Manufacturers and service providers have been urged to adopt a data-driven pricing model in order to maintain their competitive edge and navigate the shifts in the new unpredictable world.
The Punch reported that stakeholders said this at the NielsenIQ Breakfast Conference with the theme “Navigating the New World of Uncertainty” held recently in Lagos.
The stakeholders believe that careful data research on pricing must come first before making any strategic decisions in order to handle the growing brand switching caused by price rises.
The Associate Director of Retail Intelligence at NielsenIQ Nigeria, Joyce Nwachukwu, stated that a report on the company’s global study conducted a year ago revealed a significant decline in consumers’ purchasing power, with 39% of consumers worldwide reporting that their financial situations were getting worse.
She claimed that the recovery from the Covid-19 epidemic in 2021 was slower in Saharan Africa.
She said: “We are aware of Africa’s continued struggles with corruption, ineffective leadership, and poverty. It is still a viable market, though. Africa takes pride in its population, which is expected to expand by a factor of two by the year 2050 to about two billion people and more.”

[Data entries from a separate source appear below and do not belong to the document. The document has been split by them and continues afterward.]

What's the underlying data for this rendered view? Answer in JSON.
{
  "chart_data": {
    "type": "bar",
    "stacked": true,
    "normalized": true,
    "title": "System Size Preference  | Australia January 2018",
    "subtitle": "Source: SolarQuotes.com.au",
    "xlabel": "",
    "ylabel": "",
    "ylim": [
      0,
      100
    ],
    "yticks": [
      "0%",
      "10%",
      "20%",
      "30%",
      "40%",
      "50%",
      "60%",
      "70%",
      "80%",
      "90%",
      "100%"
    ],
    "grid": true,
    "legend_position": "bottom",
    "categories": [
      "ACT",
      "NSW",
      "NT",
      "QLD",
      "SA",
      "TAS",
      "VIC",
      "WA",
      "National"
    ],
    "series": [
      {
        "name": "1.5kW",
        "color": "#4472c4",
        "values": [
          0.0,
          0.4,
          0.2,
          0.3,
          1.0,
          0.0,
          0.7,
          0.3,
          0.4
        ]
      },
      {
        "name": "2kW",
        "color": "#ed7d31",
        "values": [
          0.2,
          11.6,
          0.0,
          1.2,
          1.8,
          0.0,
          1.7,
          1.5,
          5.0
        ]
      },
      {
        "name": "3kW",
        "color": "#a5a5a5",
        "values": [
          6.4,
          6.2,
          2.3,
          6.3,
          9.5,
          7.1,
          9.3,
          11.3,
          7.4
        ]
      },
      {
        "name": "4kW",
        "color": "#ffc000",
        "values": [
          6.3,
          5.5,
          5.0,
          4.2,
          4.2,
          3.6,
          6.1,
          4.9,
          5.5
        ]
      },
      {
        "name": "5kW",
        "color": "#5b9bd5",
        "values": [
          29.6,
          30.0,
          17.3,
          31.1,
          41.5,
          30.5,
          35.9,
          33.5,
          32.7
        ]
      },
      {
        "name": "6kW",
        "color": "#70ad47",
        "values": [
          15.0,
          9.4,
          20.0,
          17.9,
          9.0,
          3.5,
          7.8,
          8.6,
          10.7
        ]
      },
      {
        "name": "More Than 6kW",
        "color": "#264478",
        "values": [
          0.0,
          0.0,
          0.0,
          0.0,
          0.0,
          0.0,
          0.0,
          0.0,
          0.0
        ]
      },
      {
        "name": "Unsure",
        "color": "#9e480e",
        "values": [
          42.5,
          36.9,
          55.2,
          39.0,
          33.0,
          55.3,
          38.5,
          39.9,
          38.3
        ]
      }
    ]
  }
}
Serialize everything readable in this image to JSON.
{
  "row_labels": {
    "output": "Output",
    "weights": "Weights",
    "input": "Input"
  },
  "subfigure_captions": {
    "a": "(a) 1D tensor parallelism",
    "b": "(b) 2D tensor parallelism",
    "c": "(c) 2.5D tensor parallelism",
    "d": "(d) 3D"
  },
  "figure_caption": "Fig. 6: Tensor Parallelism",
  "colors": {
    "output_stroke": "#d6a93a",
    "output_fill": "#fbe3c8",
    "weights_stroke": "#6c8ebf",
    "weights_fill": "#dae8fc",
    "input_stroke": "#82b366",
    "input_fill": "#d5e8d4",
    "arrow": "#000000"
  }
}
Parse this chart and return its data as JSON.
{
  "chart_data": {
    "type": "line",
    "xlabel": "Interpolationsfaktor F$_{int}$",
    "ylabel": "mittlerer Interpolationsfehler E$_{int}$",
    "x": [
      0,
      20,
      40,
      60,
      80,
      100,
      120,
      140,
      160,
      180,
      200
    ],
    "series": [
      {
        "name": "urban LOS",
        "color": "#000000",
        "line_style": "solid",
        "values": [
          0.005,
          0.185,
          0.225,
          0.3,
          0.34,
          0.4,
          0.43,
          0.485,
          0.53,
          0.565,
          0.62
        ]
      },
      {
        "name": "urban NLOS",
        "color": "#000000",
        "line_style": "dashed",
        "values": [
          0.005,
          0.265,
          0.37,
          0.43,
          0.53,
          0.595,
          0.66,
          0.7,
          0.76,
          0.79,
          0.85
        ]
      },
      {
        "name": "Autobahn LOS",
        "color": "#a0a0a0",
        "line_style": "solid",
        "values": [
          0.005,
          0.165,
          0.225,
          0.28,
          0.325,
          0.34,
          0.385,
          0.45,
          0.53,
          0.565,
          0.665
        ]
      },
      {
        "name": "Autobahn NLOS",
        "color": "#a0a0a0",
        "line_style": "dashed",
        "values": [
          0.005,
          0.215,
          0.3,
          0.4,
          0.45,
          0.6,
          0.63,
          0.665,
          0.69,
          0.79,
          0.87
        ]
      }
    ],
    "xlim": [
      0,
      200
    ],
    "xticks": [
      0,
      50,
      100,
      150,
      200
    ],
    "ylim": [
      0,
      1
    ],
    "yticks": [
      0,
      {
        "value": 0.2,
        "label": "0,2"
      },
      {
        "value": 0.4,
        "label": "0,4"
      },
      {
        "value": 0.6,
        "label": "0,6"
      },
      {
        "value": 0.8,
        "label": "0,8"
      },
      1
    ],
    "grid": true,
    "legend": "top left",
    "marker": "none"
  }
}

The managing director of NielsenIQ East and West Africa, Faith Wanderi, emphasized the importance of businesses being aware of current issues including inflation, poverty, unemployment, rising gasoline prices, and fluctuating currency exchange rates.
She underlined the significance of concentrating their efforts on particular areas in order to successfully traverse those complexities and achieve sustained growth and prosperity.
The Senior Research Manager at NielsenIQ, Tosin Onayemi, claimed that since the start of the year, a sizable portion of Nigerians have seen a reduction in their purchasing power, prompting them to reassess their priorities and spending patterns globally.
“People are now paying closer attention to their finances and reconsidering how they allocate their funds,” he claimed.